In my last post, where I analyzed the problems caused by memory fragmentation on a Linux server, I said very little about memory fragmentation itself. I wanted to tell a story, so I had to dial down the technical stuff. But now that the story is told, I figured I should make a more technical post on the subject. I think it might be useful for many Linux DBAs or SAs, since there is not enough awareness of this problem within the Linux community. So if your system is experiencing cryptic performance and stability issues, keep reading, your problem may well be stemming from memory fragmentation.
Some basic definitions
Virtual memory (VM) — Linux is using Virtual memory to go beyond the actual physical capacity (using swap partition) and to make sharing of memory between processes more simple, safe and secure. Physical memory addresses are mapped to virtual addresses, which means that virtual memory can “hide” memory fragmentation and produce a contiguous range of virtual addresses without physically moving the contents of the memory pages
Page is a unit of virtual memory (4kB)
Physical memory — while user space allocations can only use the virtual memory, kernel allocations may still require on contiguous chunks of physical memory
Zone is the way physical memory is organized due to limited ability of some devices to access the address space. For 64-bit architecture, there’s a small DMA zone, and then the rest falls on DMA32 (basically, the first 4GB) and the normal zone (everything else). On a NUMA system, each NUMA node will have such zones.
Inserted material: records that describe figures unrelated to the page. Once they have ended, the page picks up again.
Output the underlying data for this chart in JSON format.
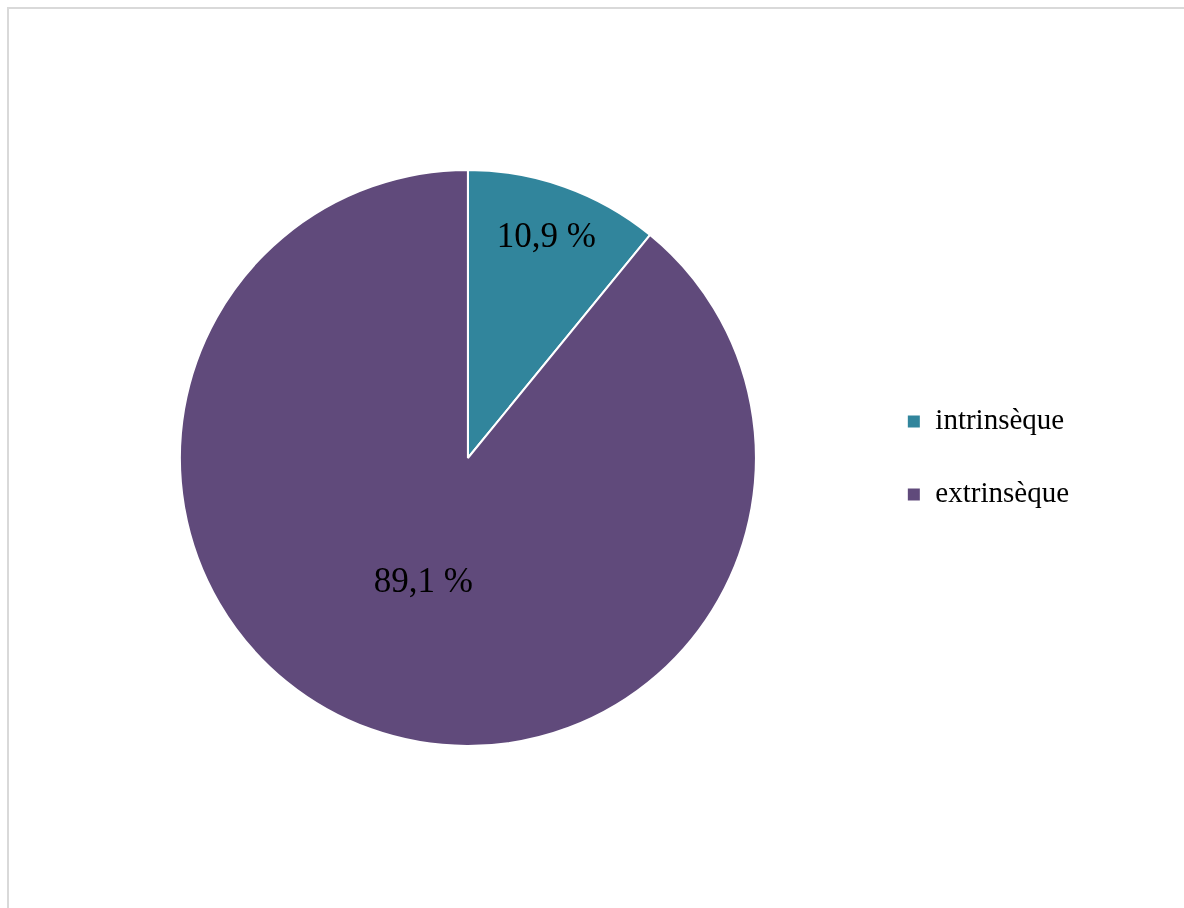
{
  "chart_data": {
    "type": "pie",
    "categories": [
      "intrinsèque",
      "extrinsèque"
    ],
    "values": [
      10.9,
      89.1
    ],
    "colors": [
      "#31859c",
      "#604a7b"
    ],
    "value_labels": [
      "10,9 %",
      "89,1 %"
    ],
    "legend": "right"
  }
}
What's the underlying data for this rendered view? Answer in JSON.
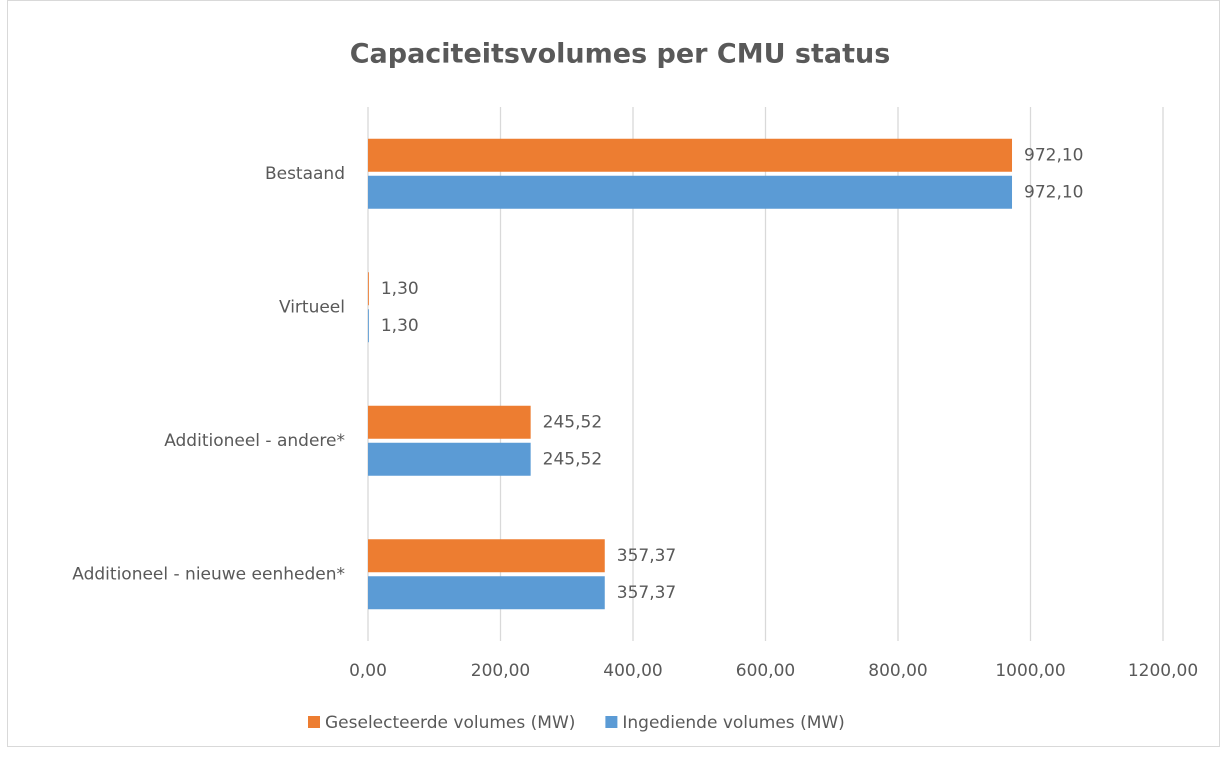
{
  "chart_data": {
    "type": "barh",
    "title": "Capaciteitsvolumes per CMU status",
    "categories": [
      "Bestaand",
      "Virtueel",
      "Additioneel - andere*",
      "Additioneel - nieuwe eenheden*"
    ],
    "series": [
      {
        "name": "Geselecteerde volumes (MW)",
        "color": "#ed7d31",
        "values": [
          972.1,
          1.3,
          245.52,
          357.37
        ],
        "value_labels": [
          "972,10",
          "1,30",
          "245,52",
          "357,37"
        ]
      },
      {
        "name": "Ingediende volumes (MW)",
        "color": "#5b9bd5",
        "values": [
          972.1,
          1.3,
          245.52,
          357.37
        ],
        "value_labels": [
          "972,10",
          "1,30",
          "245,52",
          "357,37"
        ]
      }
    ],
    "xlim": [
      0,
      1200
    ],
    "xticks": [
      {
        "value": 0,
        "label": "0,00"
      },
      {
        "value": 200,
        "label": "200,00"
      },
      {
        "value": 400,
        "label": "400,00"
      },
      {
        "value": 600,
        "label": "600,00"
      },
      {
        "value": 800,
        "label": "800,00"
      },
      {
        "value": 1000,
        "label": "1000,00"
      },
      {
        "value": 1200,
        "label": "1200,00"
      }
    ],
    "grid": true,
    "legend": "bottom"
  }
}
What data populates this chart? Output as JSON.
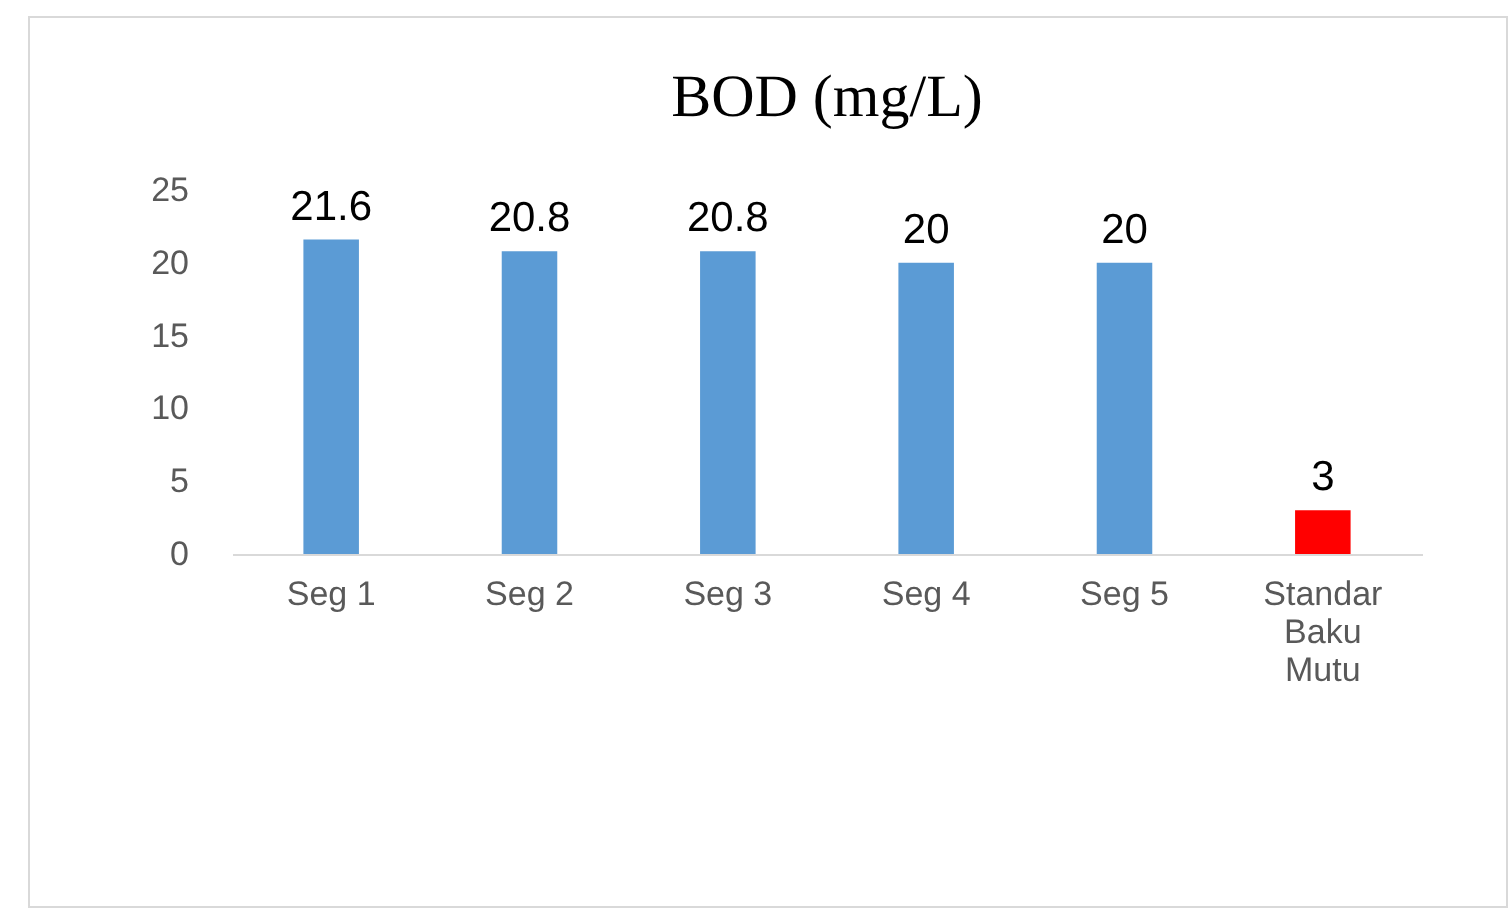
{
  "chart_data": {
    "type": "bar",
    "title": "BOD (mg/L)",
    "categories": [
      "Seg 1",
      "Seg 2",
      "Seg 3",
      "Seg 4",
      "Seg 5",
      "Standar Baku Mutu"
    ],
    "values": [
      21.6,
      20.8,
      20.8,
      20,
      20,
      3
    ],
    "colors": [
      "#5b9bd5",
      "#5b9bd5",
      "#5b9bd5",
      "#5b9bd5",
      "#5b9bd5",
      "#ff0000"
    ],
    "ylim": [
      0,
      25
    ],
    "yticks": [
      0,
      5,
      10,
      15,
      20,
      25
    ],
    "data_labels": true
  }
}
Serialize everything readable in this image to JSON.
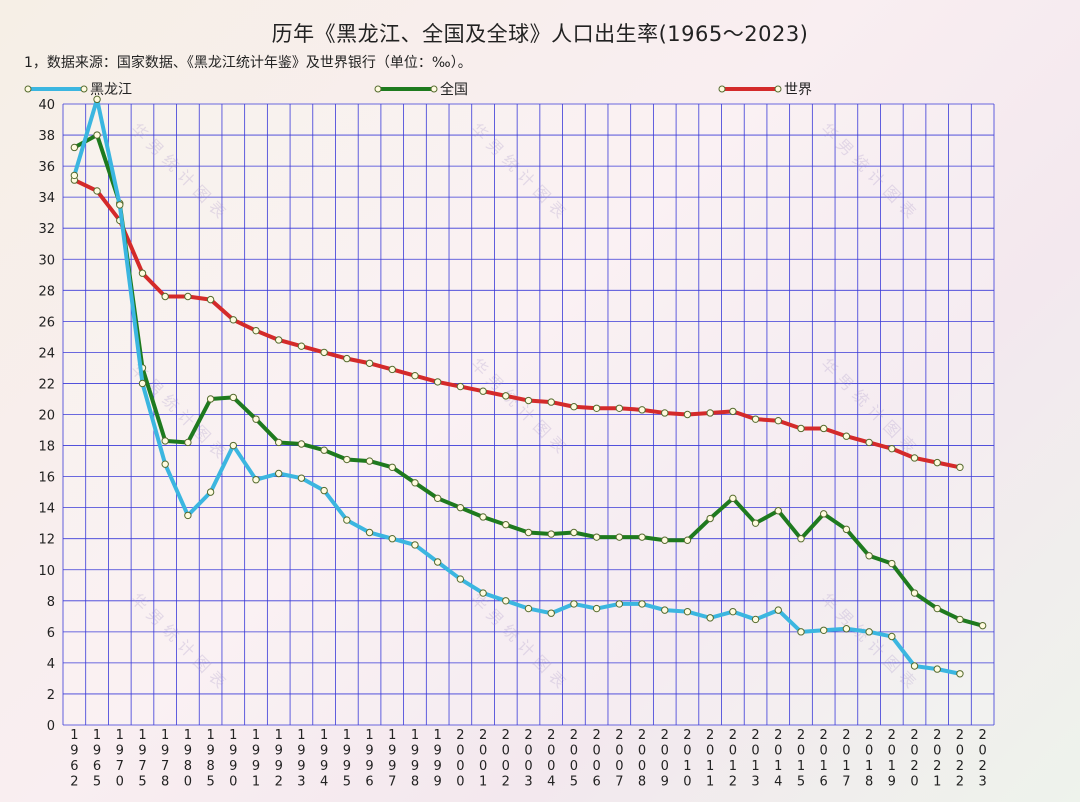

Buddy allocator is a system designed to tackle some fragmentation issues. Its essence is organizing available pages in powers of 2, ranging from 0 to 10, to make it easier to allocate contiguous chunks and coalesce then back after usage
Allocation order is essentially the binary logarithm of the allocation size in pages. I.e. an order-5 allocation simply means an allocation of size 2^5=32 pages, or 128 kbytes
Page frame reclamation is the process that reclaims pages which are deemed ‘inactive’ by an internal algorithm based on their access patterns
Movable pages are those that can be migrated by changing their virtual-to-physical address mapping
Memory fragmentation is a condition when higher order allocations are bound to fail because there are no contiguous chunks of memory available of the necessary size
Compaction the process of reversing physical memory fragmentation (more about that below)
Direct reclaim/compaction is the situation when a process has to stop whatever it was doing and attempt to reclaim or compact memory itself to satisfy its allocation which cannot be done by any other means. Can be very slow, causing massive performance issues
Memory fragmentation is a condition when the system is running low on physically contiguous chunks, which makes impossible physically contiguous allocations required by some device drivers and other kernel functions.
Compaction is a method of reversing memory fragmentation. It is done on a zone-by-zone basis, and is implemented by using two scanners moving towards each other from the opposite ends of a zone, the migration one and the free one. The migration scanner is looking for movable pages, and the free scanner is looking for page frames where they can be moved to. Zone compaction completes when the two scanners meet somewhere in the middle.
Zone compaction is done by kswapd daemon in older version of the kernel, or by dedicated kcompactd daemon in the newer ones.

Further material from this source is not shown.